In two hours, I learned something about Musk’s evolving views on immigration, crime and regulation but nothing about Trump. He merely confirmed that he is constitutionally incapable of acting in his own best interest, much less that of the country, because he is too fond of his greatest hits, too mired in grievances and wounded self-regard to effectively make a case for himself or against Kamala Harris. Time and time again, as Musk gamely tried to get him to say something interesting about public policy, he instead veered into his familiar litany. And as is often the case, familiarity bred contempt: The shtick seemed exhausted, and so did he.
It’s an excellent illustration of why the whole disinformation movement has proved so misguided. Letting Trump talk was healthier than trying to shut him up, and the impulse to panicked censorship, rather than sober counterpoint, does more to discredit the disinformation mavens than to improve our politics.
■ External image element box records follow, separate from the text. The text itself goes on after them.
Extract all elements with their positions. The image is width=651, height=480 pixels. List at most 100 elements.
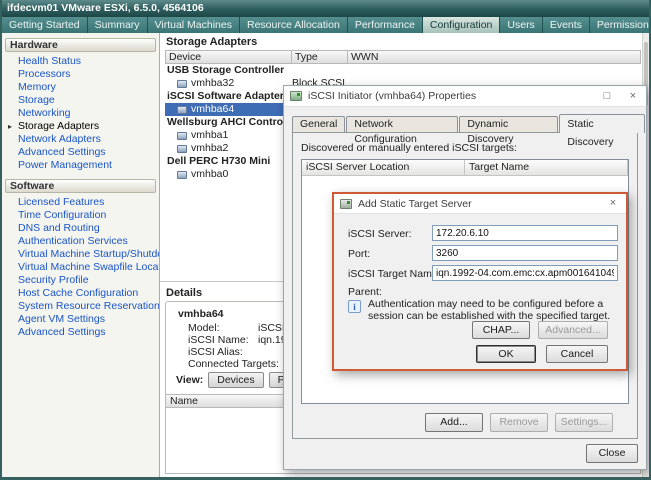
sidebar-item-host-cache-configuration[interactable]: Host Cache Configuration [2, 287, 159, 300]
tab-events[interactable]: Events [543, 17, 590, 33]
sidebar-item-storage[interactable]: Storage [2, 94, 159, 107]
targets-action-buttons: Add... Remove Settings... [425, 413, 613, 432]
iscsi-initiator-icon [290, 91, 302, 101]
add-dialog-titlebar[interactable]: Add Static Target Server × [334, 194, 626, 214]
details-title: Details [166, 287, 202, 299]
hardware-section-header: Hardware [5, 38, 156, 52]
iscsi-target-name-label: iSCSI Target Name: [348, 268, 441, 280]
sidebar-item-licensed-features[interactable]: Licensed Features [2, 196, 159, 209]
adapter-name: vmhba0 [191, 168, 228, 181]
targets-table-header: iSCSI Server Location Target Name [302, 160, 628, 176]
tab-static-discovery[interactable]: Static Discovery [559, 114, 645, 133]
sidebar-item-processors[interactable]: Processors [2, 68, 159, 81]
adapter-name: vmhba2 [191, 142, 228, 155]
details-label-model: Model: [188, 322, 252, 334]
sidebar-item-advanced-settings-hw[interactable]: Advanced Settings [2, 146, 159, 159]
properties-dialog-title: iSCSI Initiator (vmhba64) Properties [308, 90, 594, 102]
column-wwn[interactable]: WWN [348, 50, 641, 64]
adapter-name: vmhba64 [191, 103, 234, 116]
authentication-info-text: Authentication may need to be configured… [368, 298, 616, 322]
settings-button[interactable]: Settings... [555, 413, 613, 432]
properties-dialog-titlebar[interactable]: iSCSI Initiator (vmhba64) Properties □ × [284, 86, 646, 107]
storage-adapter-icon [177, 132, 187, 140]
remove-target-button[interactable]: Remove [490, 413, 548, 432]
sidebar-item-advanced-settings-sw[interactable]: Advanced Settings [2, 326, 159, 339]
column-target-name[interactable]: Target Name [465, 160, 628, 176]
tab-summary[interactable]: Summary [88, 17, 148, 33]
host-tab-strip: Getting Started Summary Virtual Machines… [2, 17, 649, 33]
iscsi-target-name-input[interactable] [432, 265, 618, 281]
close-icon[interactable]: × [600, 193, 626, 214]
sidebar-item-network-adapters[interactable]: Network Adapters [2, 133, 159, 146]
column-device[interactable]: Device [165, 50, 292, 64]
tab-resource-allocation[interactable]: Resource Allocation [240, 17, 348, 33]
storage-adapter-icon [177, 171, 187, 179]
storage-adapter-icon [177, 106, 187, 114]
sidebar-item-authentication-services[interactable]: Authentication Services [2, 235, 159, 248]
add-target-button[interactable]: Add... [425, 413, 483, 432]
sidebar-item-system-resource-reservation[interactable]: System Resource Reservation [2, 300, 159, 313]
close-icon[interactable]: × [620, 86, 646, 107]
tab-virtual-machines[interactable]: Virtual Machines [148, 17, 240, 33]
iscsi-server-input[interactable] [432, 225, 618, 241]
adapter-group-name: iSCSI Software Adapter [167, 90, 284, 103]
adapter-table-header: Device Type WWN [165, 50, 641, 64]
view-devices-button[interactable]: Devices [208, 372, 263, 388]
maximize-icon[interactable]: □ [594, 86, 620, 107]
adapter-group-usb: USB Storage Controller [165, 64, 641, 77]
sidebar-item-power-management[interactable]: Power Management [2, 159, 159, 172]
storage-adapter-icon [177, 145, 187, 153]
chap-button[interactable]: CHAP... [472, 321, 530, 339]
adapter-group-name: Dell PERC H730 Mini [167, 155, 270, 168]
sidebar-item-memory[interactable]: Memory [2, 81, 159, 94]
tab-permissions[interactable]: Permissions [590, 17, 651, 33]
details-device-name: vmhba64 [178, 308, 224, 320]
selected-item-arrow-icon: ▸ [8, 120, 12, 133]
storage-adapter-icon [177, 80, 187, 88]
close-button[interactable]: Close [586, 444, 638, 463]
properties-dialog-tabs: General Network Configuration Dynamic Di… [292, 113, 646, 132]
port-input[interactable] [432, 245, 618, 261]
tab-network-configuration[interactable]: Network Configuration [346, 116, 458, 132]
window-title: ifdecvm01 VMware ESXi, 6.5.0, 4564106 [2, 0, 649, 17]
page-title: Storage Adapters [166, 36, 257, 48]
column-type[interactable]: Type [292, 50, 348, 64]
cancel-button[interactable]: Cancel [546, 345, 608, 363]
sidebar-item-agent-vm-settings[interactable]: Agent VM Settings [2, 313, 159, 326]
sidebar-item-vm-startup-shutdown[interactable]: Virtual Machine Startup/Shutdown [2, 248, 159, 261]
tab-configuration[interactable]: Configuration [423, 17, 500, 33]
view-label: View: [176, 374, 203, 386]
sidebar-item-time-configuration[interactable]: Time Configuration [2, 209, 159, 222]
sidebar-item-vm-swapfile-location[interactable]: Virtual Machine Swapfile Location [2, 261, 159, 274]
info-icon: i [348, 300, 361, 313]
sidebar-item-health-status[interactable]: Health Status [2, 55, 159, 68]
tab-dynamic-discovery[interactable]: Dynamic Discovery [459, 116, 558, 132]
details-label-iscsi-name: iSCSI Name: [188, 334, 252, 346]
ok-button[interactable]: OK [476, 345, 536, 363]
details-label-iscsi-alias: iSCSI Alias: [188, 346, 252, 358]
adapter-group-name: USB Storage Controller [167, 64, 284, 77]
software-section-header: Software [5, 179, 156, 193]
adapter-group-name: Wellsburg AHCI Controller [167, 116, 299, 129]
tab-getting-started[interactable]: Getting Started [2, 17, 88, 33]
sidebar-item-networking[interactable]: Networking [2, 107, 159, 120]
tab-users[interactable]: Users [500, 17, 542, 33]
tab-performance[interactable]: Performance [348, 17, 423, 33]
iscsi-server-label: iSCSI Server: [348, 228, 412, 240]
add-target-server-icon [340, 199, 352, 209]
sidebar-item-dns-and-routing[interactable]: DNS and Routing [2, 222, 159, 235]
port-label: Port: [348, 248, 370, 260]
adapter-name: vmhba32 [191, 77, 234, 90]
sidebar-item-security-profile[interactable]: Security Profile [2, 274, 159, 287]
advanced-button[interactable]: Advanced... [538, 321, 608, 339]
vsphere-client-window: ifdecvm01 VMware ESXi, 6.5.0, 4564106 Ge… [0, 0, 651, 480]
add-dialog-title: Add Static Target Server [358, 198, 600, 210]
sidebar-item-storage-adapters[interactable]: ▸ Storage Adapters [2, 120, 159, 133]
tab-general[interactable]: General [292, 116, 345, 132]
add-static-target-dialog: Add Static Target Server × iSCSI Server:… [332, 192, 628, 371]
column-iscsi-server-location[interactable]: iSCSI Server Location [302, 160, 465, 176]
adapter-name: vmhba1 [191, 129, 228, 142]
sidebar-item-label: Storage Adapters [18, 120, 99, 132]
configuration-sidebar: Hardware Health Status Processors Memory… [2, 33, 160, 477]
parent-label: Parent: [348, 286, 382, 298]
The movement’s implicit promise has been that falsehoods can be measured scientifically, like the speed of light, and then eliminated from the information ecosystem, like unwanted pollution. This was always a pipe dream, as the disinformation experts themselves kept demonstrating. They made too many errors themselves, and their errors showed a suspicious tendency to all run in the same political direction, giving credibility to conservative complaints that this was less about altruistic truth-telling than about insiders borrowing the credibility of their institutions — news outlets, universities, the European Commission — to undercut a politician they didn’t like.
Whether or not you think this was a legitimate use of that institutional power, it’s hard to argue that it was an effective one. After eight years of all-out disinformation warfare, Trump’s approval ratings are holding up better than public trust in academia and journalism. And this fact, not Trump’s rambling, is what the disinformation brigade ought to be worrying about most.